Déconfinement : Nice impose le port du masque dans l’espace public à partir du 11 mai

POLITIQUE Cet arrêté municipal sera effectif sur tout le territoire de la commune à compter de lundi, premier jour du déconfinement, a indiqué vendredi le maire (LR) de la ville Christian Estrosi.

20 Minutes avec AFP

— 

Le maire de Nice Christian Estrosi
Le maire de Nice Christian Estrosi — SYSPEO/SIPA

Une décision contre le coronavirus. La ville de Nice a pris un arrêté imposant le port du masque dans l’espace public sur tout le territoire de la commune à compter de lundi, premier jour du déconfinement, a indiqué vendredi le maire (LR) de la ville Christian Estrosi.

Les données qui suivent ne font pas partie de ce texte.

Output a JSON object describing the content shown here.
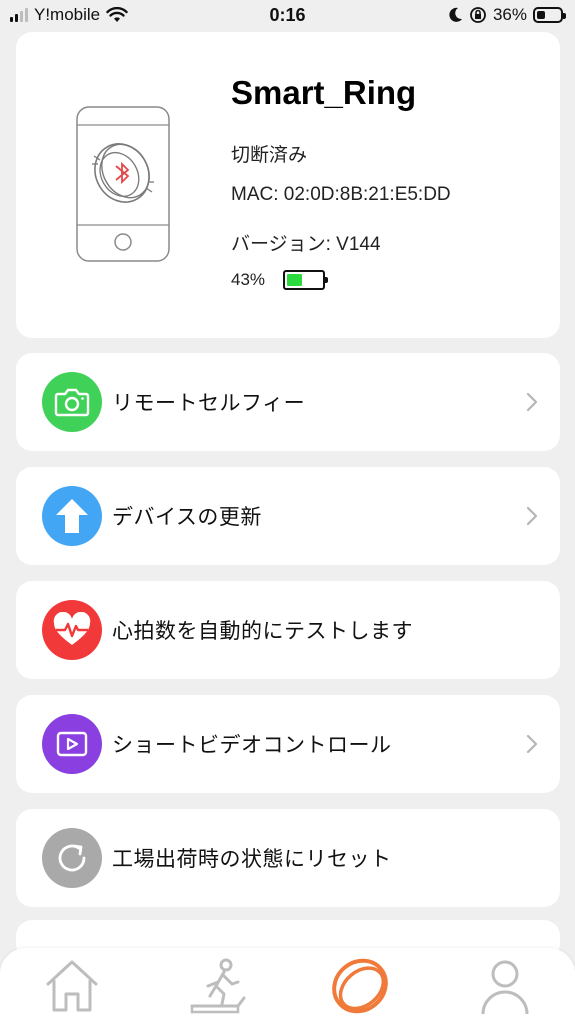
{
  "status_bar": {
    "carrier": "Y!mobile",
    "time": "0:16",
    "battery_percent": "36%"
  },
  "device": {
    "name": "Smart_Ring",
    "connection_status": "切断済み",
    "mac": "MAC: 02:0D:8B:21:E5:DD",
    "version": "バージョン: V144",
    "battery_percent": "43%",
    "battery_level": 0.43,
    "battery_color": "#2dd93e"
  },
  "menu": [
    {
      "label": "リモートセルフィー",
      "icon": "camera-icon",
      "color": "#3fd158",
      "has_chevron": true
    },
    {
      "label": "デバイスの更新",
      "icon": "upload-arrow-icon",
      "color": "#43a6f4",
      "has_chevron": true
    },
    {
      "label": "心拍数を自動的にテストします",
      "icon": "heart-rate-icon",
      "color": "#f2393a",
      "has_chevron": false
    },
    {
      "label": "ショートビデオコントロール",
      "icon": "video-play-icon",
      "color": "#8a3fe0",
      "has_chevron": true
    },
    {
      "label": "工場出荷時の状態にリセット",
      "icon": "reset-icon",
      "color": "#a9a9a9",
      "has_chevron": false
    }
  ],
  "tab_bar": {
    "tabs": [
      {
        "name": "home",
        "icon": "home-icon",
        "active": false
      },
      {
        "name": "activity",
        "icon": "treadmill-icon",
        "active": false
      },
      {
        "name": "device",
        "icon": "ring-icon",
        "active": true
      },
      {
        "name": "profile",
        "icon": "person-icon",
        "active": false
      }
    ],
    "active_color": "#f07a3a",
    "inactive_color": "#bdbdbd"
  }
}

« J’ai signé hier le 7 mai un arrêté imposant le port du masque sur l’ensemble des voies publiques, pour toute personne circulant sur le territoire de la commune de Nice, à compter du 11 mai, et cet arrêté est valable jusqu’au 2 juin », a indiqué l’élu au cours d’une visio-conférence.

Contravention de 35 euros en cas d’infraction

Cette obligation s’impose de 08h00 à 20h00, à toutes les personnes âgées de 11 ans et plus. Les infractions à ces dispositions seront punies d’une contravention de 35 euros. L’arrêté a été adressé à la préfecture pour le contrôle de légalité.

Un arrêté identique pris par Philippe Laurent, le maire UDI de Sceaux (Hauts-de-Seine), avait été retoqué par le Conseil d’Etat le 17 avril. La plus haute juridiction administrative avait estimé que les maires ne pouvaient pas « prendre d’autres mesures destinées à lutter contre la catastrophe sanitaire » que celles décidées par l’Etat, sauf « raisons impérieuses liées à des circonstances locales ».

Le maire de Val d’Isère avait pris un arrêté similaire le 8 avril, avant de le modifier le 14 avril, suite à l’intervention de la Préfecture de Savoie. D'« obligatoire », le port du masque dans l’espace public était devenu « fortement conseillé ».

Un arrêté municipal « illégal » ?

Le 30 avril, Agnès Pannier-Runacher, secrétaire d’Etat auprès du ministre de l’Economie et des Finances, avait répété qu’un arrêté du type de celui de Nice ou de Sceaux serait considéré comme « illégal au regard du cadre national ».

Le même jour le ministère de l’Intérieur avait rappelé que si après le 11 mai « le port du masque sera recommandé dans l’espace public (et) obligatoire dans les transports publics, (…) il n’est pas prévu de le rendre obligatoire dans l’ensemble de l’espace public ». « Ce serait aller au-delà des recommandations », avait renchéri le ministre de la Santé Olivier Véran.

Des masques distribués aux habitants de la commune

D’autres maires de grandes villes, comme Gérard Collomb (LREM) à Lyon ou Roland Ries (PS), s’étaient déclarés favorables à l’obligation de porter un masque dans l’espace public, sans aller jusqu’à prendre un arrêté municipal. Le maire divers-gauche de Montpellier, Philippe Saurel, a aussi plaidé pour « le port du masque généralisé de façon permanente », même à « domicile », sans pour autant « envisager de l’imposer » dans sa ville.

A Nice, le port du masque sera également obligatoire dans les transports publics de la ville, suite à la décision nationale prise par le gouvernement, ainsi que dans « tous les lieux publics et lieux susceptibles d’accueillir du public », dont les services publics, précise l’arrêté.

Depuis le 4 mai, deux autres communes de la Côte d’Azur ont déjà largement imposé le port du masque dans leurs espaces publics : Mandelieu-La Napoule, mais uniquement dans les secteurs urbains de la commune, et Cannes, dans les « espaces publics à forte fréquentation potentielle ou ceux à interactions humaines intenses ».

Christian Estrosi a rappelé vendredi que la ville de Nice aura, d’ici à samedi, distribué 615.000 masques en tissu lavables à ses habitants, « soit deux par personne à partir de l’âge de 3 ans », affirmant que « Nice était la seule ville de France où deux masques ont été remis gratuitement à tous les administrés ».